しかし今はまだ時期ではない。今日はウンコ漏らし記念日だから勘弁しておいてやる。ただ少なくとも俺はお前らなんかに一度も負けたことはない。
などとなるべくうんこのことは考えないように想いをあちこちにはせる。
夜が近づき、また冷え込んできた中を、ピックアップトラックはチェンマイの町を目指し、山道を疾走しているが、どうやらノーパンのお尻とくっついている、ズボンの例の塊がずっと座っている熱で溶け出してきた、ほんのりと香る匂いがしてきた。
さりげなく尻を浮かして、空気椅子。いつまでもベンチウォーマーなんかやってられないぜ。
レギュラー獲りには一に努力ニに努力、三、四がなくて、五に汗と涙の結晶とウンコの塊、溶けかけ。
17時過ぎ、ようやくホテル前にピックアップトラックが横付けになる。
いや~、トレッキングツアーってホント命懸け。ギリギリの綱渡りだった、一度奈落の底まで落ちたけど、ここまで這い上がってきたぜ。
戦士に束の間の休息も許されない。さっそくホテルのバスタブに生温いお湯をはって、ホテルから抜き足差し足忍び足。
17時30分、私の姿は市場にあった。もちろんノーパンクソズボン姿のまま。50Bで洗剤とたわしとハンガー。
ちょっと、何に使うかなんて、下衆な想像しないでよ。…ご想像にお任せします。
ええええ、そうよそうよ、下衆なご想像通り、うんこズボンに洗剤まぶして、たわしでゴシゴシ洗って、ハンガーに干す気満々よ!
なんか文句ある? ウンコ投げるよ!
18時、ホテルの部屋に戻り、張っておいたぬるま湯のバスタブに脱いだウンコズボンを浸す。
しばしノーパンフリチン姿で待ってから、買い揃えた洗剤、タワシでウンコズボンをゴシゴシ。
うんこを洗う仕事をするくらいなら、早くホントの仕事がしたくてしたくて仕方がない。
一通りキレイに洗ったが、念には念を入れて、今一度浴槽にぬるま湯をはり、洗剤を大量にばらまいて、うんこズボンをしばし浸す。

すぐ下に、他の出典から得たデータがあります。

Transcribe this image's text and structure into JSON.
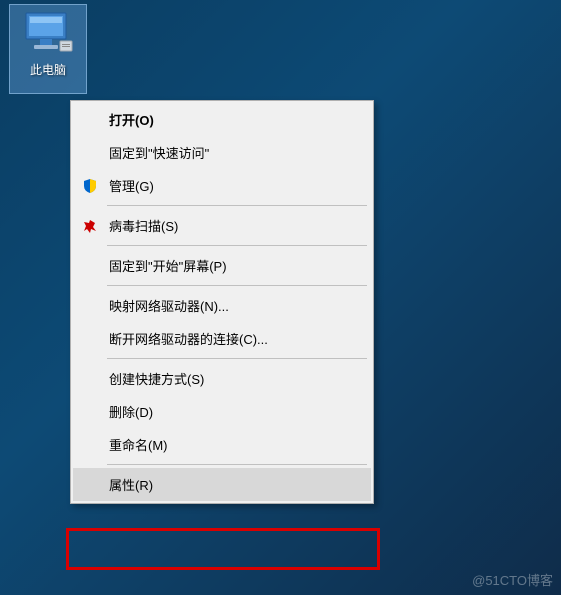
{
  "desktop": {
    "icon_label": "此电脑"
  },
  "menu": {
    "open": "打开(O)",
    "pin_quick_access": "固定到\"快速访问\"",
    "manage": "管理(G)",
    "virus_scan": "病毒扫描(S)",
    "pin_start": "固定到\"开始\"屏幕(P)",
    "map_network_drive": "映射网络驱动器(N)...",
    "disconnect_network_drive": "断开网络驱动器的连接(C)...",
    "create_shortcut": "创建快捷方式(S)",
    "delete": "删除(D)",
    "rename": "重命名(M)",
    "properties": "属性(R)"
  },
  "watermark": "@51CTO博客"
}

うんこズボン待ち。この無駄な時間よ。しかしコレも自称プロ戦場特派員の仕事の一環。
この経験が後々生きてくるかもしれん。
1時間待ったら、またゴシゴシ洗って、よ~く絞ったら、キレイにハンガーに干して証拠隠滅。
こんなことばっかしてるけど今宵は折しもクリスマスイブ。
チェンマイでの日帰りトレッキングツアーに1000Bも突っ込んで、主にうんこを漏らしただけ。今年のクリスマスイブの想い出はうんこ漏らし、プライスレス。
あくまで比喩表現ですが、そんなクリスマスイブは大人の味、ホロ苦い思い出。
洗っているときにウンコのおつりがはねたとか邪推はやめてください。あくまで比喩表現ですから、ええ。
とある事情で胸いっぱい腹いっぱいになって、夕飯は抜く。
21時、もうすることがないし、体を清めたいけどうんこが先に入った後のお風呂を頂くというのもアレだし、そもそもぬるま湯だし、お尻と手だけ洗って、サンタさんを待って早く寝ることにする。
ねえ、サンタさん、できればスカトロ可のサンタさんが早く来ないかなあ。今年のプレゼントは新品アナルがいいな!
○本日の出費、「計算するのが面倒臭いから、各々で適当にしといてよ」B。ついでに一日の流れも「いちいちうっとうしいから誰か簡単にまとめといて」ジャ~。